The valley is surrounded by breathtaking Atlas Mountains adorning the earthy-colored land in scenic fashion, with several long palm trees looking down at the valley.
Rabat – The New York Times Style Magazine has listed Morocco’s Draa Valley among the 10 Most Idyllic Destinations to visit in 2019.
The publication said that it travelled to a set of lands that give birth to “some of the world’s most ancient cultures from Morocco’s Draa Valley, once ruled by Berber Kings, to Ithaca, Greece.”
Sitting deep in southern Morocco, the valley is home to green plains, and long palm trees that look down at the river, Draa, considered Morocco’s largest.
The valley stretches from Morocco’s artistic city of Ouarzazate, also known as the Hollywood of Africa due to its numerous movie studios. The region is heavily decorated in the cinema world, with many renowned Hollywood films or at least movie scenes having been shot there.
Lonely Planet, one of the leading travel guides in the tourism industry, described the Daraa valley as a place “formed by a narrow ribbon of water from the High Alas that occasionally emerges triumphantly in lash oases, particularly between Agdz and Zagora.”
The region still preserves its originality and history from the 17 and 18th centuries, with houses built of clay and simple materials.
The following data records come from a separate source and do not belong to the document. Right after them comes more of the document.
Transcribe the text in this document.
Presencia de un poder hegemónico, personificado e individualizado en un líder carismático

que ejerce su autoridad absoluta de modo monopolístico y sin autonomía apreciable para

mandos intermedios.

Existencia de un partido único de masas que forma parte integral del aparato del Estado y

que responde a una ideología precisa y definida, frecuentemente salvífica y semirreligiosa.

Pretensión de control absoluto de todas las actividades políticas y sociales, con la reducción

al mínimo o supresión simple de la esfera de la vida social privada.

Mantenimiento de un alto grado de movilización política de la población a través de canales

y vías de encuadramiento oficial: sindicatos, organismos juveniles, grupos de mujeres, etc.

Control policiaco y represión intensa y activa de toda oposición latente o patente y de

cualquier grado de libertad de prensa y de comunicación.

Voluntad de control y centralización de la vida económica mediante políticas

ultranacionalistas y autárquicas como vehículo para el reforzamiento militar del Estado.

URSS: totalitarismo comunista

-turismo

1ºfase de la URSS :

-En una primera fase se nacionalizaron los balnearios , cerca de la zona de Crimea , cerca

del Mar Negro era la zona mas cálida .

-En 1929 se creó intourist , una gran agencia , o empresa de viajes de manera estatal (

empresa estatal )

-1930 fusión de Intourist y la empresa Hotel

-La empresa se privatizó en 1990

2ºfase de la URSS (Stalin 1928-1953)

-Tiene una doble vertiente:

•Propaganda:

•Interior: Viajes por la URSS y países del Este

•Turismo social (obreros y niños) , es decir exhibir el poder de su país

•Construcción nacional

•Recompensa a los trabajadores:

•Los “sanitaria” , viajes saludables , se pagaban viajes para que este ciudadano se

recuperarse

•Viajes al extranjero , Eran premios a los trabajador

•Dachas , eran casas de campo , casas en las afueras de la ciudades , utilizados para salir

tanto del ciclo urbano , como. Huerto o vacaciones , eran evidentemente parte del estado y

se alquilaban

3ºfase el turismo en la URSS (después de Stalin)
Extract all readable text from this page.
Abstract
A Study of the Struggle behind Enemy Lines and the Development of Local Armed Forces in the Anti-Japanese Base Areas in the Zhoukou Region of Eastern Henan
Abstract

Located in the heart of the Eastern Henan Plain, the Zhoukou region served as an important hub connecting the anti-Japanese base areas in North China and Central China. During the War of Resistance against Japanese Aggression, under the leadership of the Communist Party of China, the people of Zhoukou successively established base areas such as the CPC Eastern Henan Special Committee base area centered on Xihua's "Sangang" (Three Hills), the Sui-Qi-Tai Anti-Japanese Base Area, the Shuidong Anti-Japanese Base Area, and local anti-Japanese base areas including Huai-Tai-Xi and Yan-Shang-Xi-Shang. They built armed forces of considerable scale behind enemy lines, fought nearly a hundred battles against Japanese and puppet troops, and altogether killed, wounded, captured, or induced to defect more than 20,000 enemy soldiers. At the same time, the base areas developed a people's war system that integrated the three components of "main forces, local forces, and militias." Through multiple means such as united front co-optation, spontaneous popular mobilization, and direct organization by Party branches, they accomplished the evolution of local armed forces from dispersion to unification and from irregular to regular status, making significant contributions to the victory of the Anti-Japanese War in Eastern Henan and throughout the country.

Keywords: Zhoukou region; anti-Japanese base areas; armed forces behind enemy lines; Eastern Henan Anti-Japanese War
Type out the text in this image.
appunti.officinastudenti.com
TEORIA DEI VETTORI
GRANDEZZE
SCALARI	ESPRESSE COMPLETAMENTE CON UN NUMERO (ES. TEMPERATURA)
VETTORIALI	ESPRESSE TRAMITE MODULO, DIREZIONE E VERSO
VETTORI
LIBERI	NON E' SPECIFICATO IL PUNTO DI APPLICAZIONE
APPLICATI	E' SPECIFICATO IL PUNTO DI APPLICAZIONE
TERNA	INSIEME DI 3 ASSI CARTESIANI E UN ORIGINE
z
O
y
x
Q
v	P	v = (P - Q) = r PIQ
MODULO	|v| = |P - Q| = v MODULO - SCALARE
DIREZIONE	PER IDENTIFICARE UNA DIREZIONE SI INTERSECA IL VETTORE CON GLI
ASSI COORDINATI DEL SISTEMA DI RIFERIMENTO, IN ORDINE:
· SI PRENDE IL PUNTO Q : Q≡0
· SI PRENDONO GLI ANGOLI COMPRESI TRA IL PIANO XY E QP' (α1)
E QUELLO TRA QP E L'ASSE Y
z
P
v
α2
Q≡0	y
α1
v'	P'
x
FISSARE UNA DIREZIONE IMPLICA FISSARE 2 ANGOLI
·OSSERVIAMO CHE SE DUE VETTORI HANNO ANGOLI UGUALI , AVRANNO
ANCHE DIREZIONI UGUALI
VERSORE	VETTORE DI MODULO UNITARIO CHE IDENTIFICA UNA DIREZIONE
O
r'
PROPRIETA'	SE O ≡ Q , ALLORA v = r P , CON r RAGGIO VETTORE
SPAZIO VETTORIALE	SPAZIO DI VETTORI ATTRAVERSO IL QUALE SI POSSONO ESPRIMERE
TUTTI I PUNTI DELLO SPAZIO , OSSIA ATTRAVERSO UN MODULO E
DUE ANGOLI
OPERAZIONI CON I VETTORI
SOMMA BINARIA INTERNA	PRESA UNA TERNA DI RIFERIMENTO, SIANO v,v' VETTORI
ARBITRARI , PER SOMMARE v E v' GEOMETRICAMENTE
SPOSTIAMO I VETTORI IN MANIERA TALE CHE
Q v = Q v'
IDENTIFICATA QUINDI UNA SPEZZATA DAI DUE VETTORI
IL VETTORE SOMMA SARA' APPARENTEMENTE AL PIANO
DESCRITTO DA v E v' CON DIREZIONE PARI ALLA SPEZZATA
The houses gave the region an earthy-colored artistic view for photography lovers.
The palm trees and green plains gave the view a sense of life with the high Atlas Mountains surrounding the place.
The New York Times put a backlink of an article published in May 2019 from its author Aatish Taseer, who explored the region with the help of a local guide.
Taseer said, “South of Marrakesh, the Draa Valley still exerts an indefinable pull, retaining traces of its now almost-vanished Berber kingdom.”
He added that “One had to go much farther south, across the Atlas and into the Draa Valley, an 8,900-square-mile oasis that ran along the Algerian border, to get a whiff of that world to which the exchange of goods and ideas — first salt, silver and slaves, then religion, manuscripts and notions of kingship — had given an inner cohesion.”